Contribuições e projetos futuros na Reserva.
O melhor conhecimento das plantas medicinais utilizadas pelos seringueiros na Reserva Extrativista "Chico Mendes", suas características ambientais, químicas e de uso podem ajudar na elaboraçãode projetos a serem propostos no local, adaptados as situações específicas encontradas durante o trabalho. Mesmo que a implantação dessas propostas dependam de fatores mais gerais da situação política, social e econômica do estado, ao pesquisador não compete se eximir do dever de apresetar e discutir idéias e sugestões para isso. Além do compromisso de ordem pessoal, há o dever estabelecido entre as partes quando do inicio dos trabalhos, concordando com um dos objetivos desse levantamento.
a) Programa de Fitoterapia
Associado com o atual trabalho de saúde nos postos instalados na Reserva "Chico Mendes", pode-se implantar, de modo complementar, uma proposta de utilização de plantas medicinais. As doenças e/ou sintomas mais comuns da população seringueira serviriam como um referencial inicial para a escolha das espécies a serem utilizadas. O atendimento primário nos postos de saúde é uma situação recomendada em todos os sistemas públicos existentes. Um treinamento aos agentes de saúde é fundamental e indispensável para que uma proposta dessa possa ser realizada, e tambem com a participacao dos curandeiros e benzedores/parteiras locais. As plantas a serem utilizadas poderiam vir da própria floresta, em cada colocação, de material preparado pela Secretaria de Saúde ou ainda diretamente de hortos de plantas medicinais, em áreas dos postos de saúde, funcionando como "farmácias vivas". Plantas herbáceas e/ou arbustivas poderiam ser cultivadas nesse horto. Plantas arbóreas continuariam na floresta ou em áreas próximas. Para evitar os erros de utilização das plantas, poderia ser organizada uma pequena coleção de exsicatas para auxiliar no reconhecimento e identificação das espécies usadas. Devido à grande distância de Xapuri, um programa localizado na comunidade ajudaria na rapidez de atendimento, além de se constituir em uma alternativa bastante e conhecida e utilizada pela população local.

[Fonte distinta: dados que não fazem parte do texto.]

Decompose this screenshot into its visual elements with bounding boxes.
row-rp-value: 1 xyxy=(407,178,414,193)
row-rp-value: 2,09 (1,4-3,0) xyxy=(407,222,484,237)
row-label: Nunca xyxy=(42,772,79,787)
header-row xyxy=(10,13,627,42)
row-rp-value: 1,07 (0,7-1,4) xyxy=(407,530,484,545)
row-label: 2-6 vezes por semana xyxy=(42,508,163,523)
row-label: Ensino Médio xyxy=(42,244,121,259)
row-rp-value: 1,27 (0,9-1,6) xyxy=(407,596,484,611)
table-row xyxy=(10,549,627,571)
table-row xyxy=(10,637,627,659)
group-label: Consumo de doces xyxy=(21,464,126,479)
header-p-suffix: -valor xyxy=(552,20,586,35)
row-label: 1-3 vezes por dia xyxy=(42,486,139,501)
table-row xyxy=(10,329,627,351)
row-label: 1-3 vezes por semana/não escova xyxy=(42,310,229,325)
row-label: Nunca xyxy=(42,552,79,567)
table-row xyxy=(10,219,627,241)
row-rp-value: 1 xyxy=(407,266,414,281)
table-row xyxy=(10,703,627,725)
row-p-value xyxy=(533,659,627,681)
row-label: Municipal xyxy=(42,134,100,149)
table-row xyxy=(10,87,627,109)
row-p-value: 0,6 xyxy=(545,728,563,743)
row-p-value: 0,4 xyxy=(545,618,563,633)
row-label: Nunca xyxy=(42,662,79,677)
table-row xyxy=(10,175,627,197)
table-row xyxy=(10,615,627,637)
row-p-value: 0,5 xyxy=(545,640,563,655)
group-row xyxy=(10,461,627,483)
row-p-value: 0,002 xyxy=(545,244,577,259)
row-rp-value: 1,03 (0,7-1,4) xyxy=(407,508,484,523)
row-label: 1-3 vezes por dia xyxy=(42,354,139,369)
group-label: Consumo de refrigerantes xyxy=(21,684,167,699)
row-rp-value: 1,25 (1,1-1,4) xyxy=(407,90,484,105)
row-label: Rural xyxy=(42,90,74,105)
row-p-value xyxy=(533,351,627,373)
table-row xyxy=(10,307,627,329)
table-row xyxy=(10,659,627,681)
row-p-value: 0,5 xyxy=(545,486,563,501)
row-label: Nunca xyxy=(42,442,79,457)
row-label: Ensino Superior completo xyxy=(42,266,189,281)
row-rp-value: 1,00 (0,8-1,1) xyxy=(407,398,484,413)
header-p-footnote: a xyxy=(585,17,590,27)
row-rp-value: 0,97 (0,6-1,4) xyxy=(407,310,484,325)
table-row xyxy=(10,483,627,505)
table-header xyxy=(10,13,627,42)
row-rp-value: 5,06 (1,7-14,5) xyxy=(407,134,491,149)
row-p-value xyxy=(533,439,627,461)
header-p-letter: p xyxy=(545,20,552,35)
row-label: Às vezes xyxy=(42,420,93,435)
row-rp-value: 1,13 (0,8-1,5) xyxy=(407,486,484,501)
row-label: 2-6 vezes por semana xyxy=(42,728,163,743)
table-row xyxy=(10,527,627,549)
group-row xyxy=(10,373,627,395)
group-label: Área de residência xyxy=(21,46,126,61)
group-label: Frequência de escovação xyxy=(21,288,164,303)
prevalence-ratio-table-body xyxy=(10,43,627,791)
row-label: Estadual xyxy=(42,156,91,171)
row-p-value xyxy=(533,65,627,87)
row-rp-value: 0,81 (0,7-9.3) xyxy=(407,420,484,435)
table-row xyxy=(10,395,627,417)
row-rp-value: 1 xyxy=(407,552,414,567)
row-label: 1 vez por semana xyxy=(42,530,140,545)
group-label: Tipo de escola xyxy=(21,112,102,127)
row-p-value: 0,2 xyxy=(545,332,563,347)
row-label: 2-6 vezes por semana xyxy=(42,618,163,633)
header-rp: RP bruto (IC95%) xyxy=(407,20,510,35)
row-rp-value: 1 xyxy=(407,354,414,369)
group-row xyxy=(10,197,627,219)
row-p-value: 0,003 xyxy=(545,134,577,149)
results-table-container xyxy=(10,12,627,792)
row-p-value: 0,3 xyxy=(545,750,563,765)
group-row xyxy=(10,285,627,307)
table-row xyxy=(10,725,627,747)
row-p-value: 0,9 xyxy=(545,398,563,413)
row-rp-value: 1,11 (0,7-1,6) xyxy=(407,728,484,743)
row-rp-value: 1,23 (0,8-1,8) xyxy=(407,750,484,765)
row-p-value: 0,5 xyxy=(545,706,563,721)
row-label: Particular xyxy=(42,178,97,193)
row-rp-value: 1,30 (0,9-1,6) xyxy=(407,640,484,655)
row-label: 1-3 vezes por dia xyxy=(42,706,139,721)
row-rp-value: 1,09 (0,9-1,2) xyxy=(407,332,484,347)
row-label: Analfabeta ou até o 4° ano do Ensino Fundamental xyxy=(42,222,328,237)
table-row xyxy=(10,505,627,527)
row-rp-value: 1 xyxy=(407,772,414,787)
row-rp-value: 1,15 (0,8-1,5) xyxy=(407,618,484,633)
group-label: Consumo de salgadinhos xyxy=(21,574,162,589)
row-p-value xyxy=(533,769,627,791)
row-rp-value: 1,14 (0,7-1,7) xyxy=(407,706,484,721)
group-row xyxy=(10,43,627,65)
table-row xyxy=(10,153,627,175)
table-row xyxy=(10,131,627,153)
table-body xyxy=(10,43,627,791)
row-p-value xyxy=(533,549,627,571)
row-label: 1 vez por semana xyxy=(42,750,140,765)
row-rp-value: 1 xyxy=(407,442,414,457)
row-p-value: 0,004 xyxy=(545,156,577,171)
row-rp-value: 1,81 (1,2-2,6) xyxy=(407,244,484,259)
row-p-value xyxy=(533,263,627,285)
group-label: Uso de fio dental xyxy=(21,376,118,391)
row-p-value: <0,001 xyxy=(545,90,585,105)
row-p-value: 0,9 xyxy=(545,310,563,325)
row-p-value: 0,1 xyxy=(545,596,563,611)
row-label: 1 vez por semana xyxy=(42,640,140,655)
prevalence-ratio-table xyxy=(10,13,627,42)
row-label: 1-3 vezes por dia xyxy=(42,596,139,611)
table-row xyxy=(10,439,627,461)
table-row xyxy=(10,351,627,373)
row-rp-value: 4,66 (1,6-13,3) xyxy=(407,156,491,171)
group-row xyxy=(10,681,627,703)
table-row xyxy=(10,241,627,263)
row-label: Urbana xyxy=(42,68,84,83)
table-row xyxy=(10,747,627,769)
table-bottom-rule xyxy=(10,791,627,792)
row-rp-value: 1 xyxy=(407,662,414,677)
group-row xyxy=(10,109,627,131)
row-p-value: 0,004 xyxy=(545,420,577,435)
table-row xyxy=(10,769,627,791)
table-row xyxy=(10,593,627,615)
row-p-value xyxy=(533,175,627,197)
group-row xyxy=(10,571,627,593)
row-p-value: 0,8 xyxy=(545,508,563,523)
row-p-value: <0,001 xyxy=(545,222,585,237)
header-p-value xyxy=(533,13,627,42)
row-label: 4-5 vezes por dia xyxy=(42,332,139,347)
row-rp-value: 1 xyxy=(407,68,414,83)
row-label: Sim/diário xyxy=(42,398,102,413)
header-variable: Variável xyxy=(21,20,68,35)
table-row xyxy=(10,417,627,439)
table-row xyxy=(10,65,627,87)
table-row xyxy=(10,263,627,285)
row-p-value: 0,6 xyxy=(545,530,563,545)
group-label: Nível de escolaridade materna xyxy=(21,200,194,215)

b) Programa de Manejo e/ou cultivo das espécies utilizadas
O grau de utilização das espécies medicinais, seja pela própria comunidade seringueira ou uma eventual demanda externa poderá gerar a necessidade de se obter quantidades maiores de material vegetal. Como observado nos dados do trabalho, pouco mais da metade das espécies usadas são amzônicas, não cultivadas. Para essas plantas, particularmente as espécies arbóreas, um programa de manejo sustentável poderia ser elaborado. Dados floristicos e fitossociológicos preliminares já são disponíveis, a partir de trabalhos da UFAC e FUNTAC. Dependendo da parte da planta usada, trabalhos específicos dever ser realizados procurando avaliar a sustentabilidade das espécies, quando utilizados produtos não madeireiros. Frequência e intensidade de extração, evolução das diversas categorias etárias ou de tamanho da população e outros são dados indispensáveis para uma segura avaliação. Espécies arbustivas e/ou herbáceas também poderiam receber experimentações visando avaliar sua sustentabilidade em seu ambiente natural, porém, procedimentos mais acabados, visando aumentar seu grau de domesticação também são necessários. Avaliações de rendimento de biomassa e teor de princípios ativos encontrados nas plantas quando colocadas em ambientes diferentes do original, como diferentes intensidades luminosas, nutrientes e água no solo, bem como época de colheita, são atividades que precisam ser monitoradas para um sério processo de domesticação de plantas medicinais.